AUTHOR=Jakubowski Kelly , Eerola Tuomas , Alborno Paolo , Volpe Gualtiero , Camurri Antonio , Clayton Martin TITLE=Extracting Coarse Body Movements from Video in Music Performance: A Comparison of Automated Computer Vision Techniques with Motion Capture Data JOURNAL=Frontiers in Digital Humanities VOLUME=4 YEAR=2017 URL=https://www.frontiersin.org/journals/digital-humanities/articles/10.3389/fdigh.2017.00009 DOI=10.3389/fdigh.2017.00009 ISSN=2297-2668 ABSTRACT=

The measurement and tracking of body movement within musical performances can provide valuable sources of data for studying interpersonal interaction and coordination between musicians.
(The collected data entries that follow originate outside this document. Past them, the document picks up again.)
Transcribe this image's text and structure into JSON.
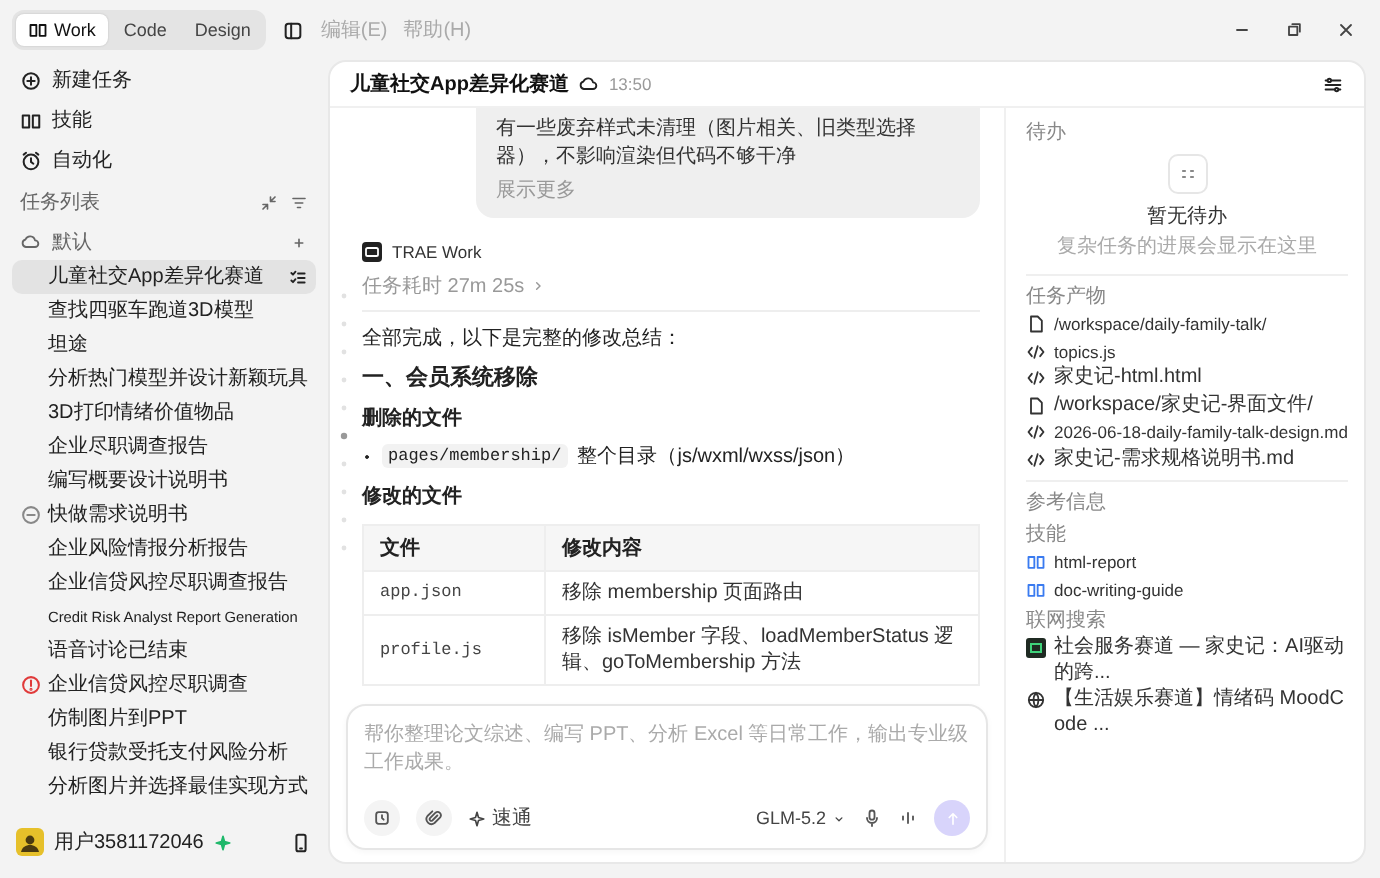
{
  "topbar": {
    "modes": [
      {
        "label": "Work",
        "selected": true
      },
      {
        "label": "Code",
        "selected": false
      },
      {
        "label": "Design",
        "selected": false
      }
    ],
    "menus": [
      {
        "label": "编辑(E)",
        "disabled": true
      },
      {
        "label": "帮助(H)",
        "disabled": true
      }
    ]
  },
  "sidebar": {
    "nav": [
      {
        "label": "新建任务"
      },
      {
        "label": "技能"
      },
      {
        "label": "自动化"
      }
    ],
    "section_title": "任务列表",
    "group": "默认",
    "tasks": [
      {
        "label": "儿童社交App差异化赛道",
        "selected": true,
        "kind": "plain"
      },
      {
        "label": "查找四驱车跑道3D模型",
        "selected": false,
        "kind": "plain"
      },
      {
        "label": "坦途",
        "selected": false,
        "kind": "plain"
      },
      {
        "label": "分析热门模型并设计新颖玩具",
        "selected": false,
        "kind": "plain"
      },
      {
        "label": "3D打印情绪价值物品",
        "selected": false,
        "kind": "plain"
      },
      {
        "label": "企业尽职调查报告",
        "selected": false,
        "kind": "plain"
      },
      {
        "label": "编写概要设计说明书",
        "selected": false,
        "kind": "plain"
      },
      {
        "label": "快做需求说明书",
        "selected": false,
        "kind": "pending"
      },
      {
        "label": "企业风险情报分析报告",
        "selected": false,
        "kind": "plain"
      },
      {
        "label": "企业信贷风控尽职调查报告",
        "selected": false,
        "kind": "plain"
      },
      {
        "label": "Credit Risk Analyst Report Generation",
        "selected": false,
        "kind": "plain"
      },
      {
        "label": "语音讨论已结束",
        "selected": false,
        "kind": "plain"
      },
      {
        "label": "企业信贷风控尽职调查",
        "selected": false,
        "kind": "alert"
      },
      {
        "label": "仿制图片到PPT",
        "selected": false,
        "kind": "plain"
      },
      {
        "label": "银行贷款受托支付风险分析",
        "selected": false,
        "kind": "plain"
      },
      {
        "label": "分析图片并选择最佳实现方式",
        "selected": false,
        "kind": "plain"
      }
    ],
    "user": {
      "name": "用户3581172046"
    }
  },
  "conversation": {
    "title": "儿童社交App差异化赛道",
    "time": "13:50",
    "user_message": {
      "text": "有一些废弃样式未清理（图片相关、旧类型选择器），不影响渲染但代码不够干净",
      "more": "展示更多"
    },
    "agent": {
      "name": "TRAE Work",
      "duration": "任务耗时 27m 25s",
      "summary": "全部完成，以下是完整的修改总结：",
      "heading": "一、会员系统移除",
      "deleted_heading": "删除的文件",
      "deleted": [
        {
          "path": "pages/membership/",
          "note": "整个目录（js/wxml/wxss/json）"
        }
      ],
      "modified_heading": "修改的文件",
      "table": {
        "columns": [
          "文件",
          "修改内容"
        ],
        "rows": [
          [
            "app.json",
            "移除 membership 页面路由"
          ],
          [
            "profile.js",
            "移除 isMember 字段、loadMemberStatus 逻辑、goToMembership 方法"
          ]
        ]
      }
    }
  },
  "composer": {
    "placeholder": "帮你整理论文综述、编写 PPT、分析 Excel 等日常工作，输出专业级工作成果。",
    "quick": "速通",
    "model": "GLM-5.2",
    "send_disabled": true
  },
  "panel": {
    "todo": {
      "title": "待办",
      "empty_title": "暂无待办",
      "empty_hint": "复杂任务的进展会显示在这里"
    },
    "outputs": {
      "title": "任务产物",
      "files": [
        {
          "kind": "folder",
          "name": "/workspace/daily-family-talk/"
        },
        {
          "kind": "code",
          "name": "topics.js"
        },
        {
          "kind": "code",
          "name": "家史记-html.html"
        },
        {
          "kind": "folder",
          "name": "/workspace/家史记-界面文件/"
        },
        {
          "kind": "code",
          "name": "2026-06-18-daily-family-talk-design.md"
        },
        {
          "kind": "code",
          "name": "家史记-需求规格说明书.md"
        }
      ]
    },
    "references": {
      "title": "参考信息",
      "skills_title": "技能",
      "skills": [
        "html-report",
        "doc-writing-guide"
      ],
      "search_title": "联网搜索",
      "results": [
        {
          "kind": "site",
          "title": "社会服务赛道 — 家史记：AI驱动的跨..."
        },
        {
          "kind": "web",
          "title": "【生活娱乐赛道】情绪码 MoodCode ..."
        }
      ]
    }
  }
}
The continued development of tools to extract such data from video recordings will offer new opportunities to research musical movement across a diverse range of settings, including field research and other ecological contexts in which the implementation of complex motion capture (MoCap) systems is not feasible or affordable. Such work might also make use of the multitude of video recordings of musical performances that are already available to researchers. This study made use of such existing data, specifically, three video datasets of ensemble performances from different genres, settings, and instrumentation (a pop piano duo, three jazz duos, and a string quartet). Three different computer vision techniques were applied to these video datasets—frame differencing, optical flow, and kernelized correlation filters (KCF)—with the aim of quantifying and tracking movements of the individual performers. All three computer vision techniques exhibited high correlations with MoCap data collected from the same musical performances, with median correlation (Pearson’s r) values of 0.75–0.94. The techniques that track movement in two dimensions (optical flow and KCF) provided more accurate measures of movement than a technique that provides a single estimate of overall movement change by frame for each performer (frame differencing). Measurements of performer’s movements were also more accurate when the computer vision techniques were applied to more narrowly defined regions of interest (head) than when the same techniques were applied to larger regions (entire upper body, above the chest, or waist). Some differences in movement tracking accuracy emerged between the three video datasets, which may have been due to instrument-specific motions that resulted in occlusions of the body part of interest (e.g., a violinist’s right hand occluding the head while tracking head movement). These results indicate that computer vision techniques can be effective in quantifying body movement from videos of musical performances, while also highlighting constraints that must be dealt with when applying such techniques in ensemble coordination research.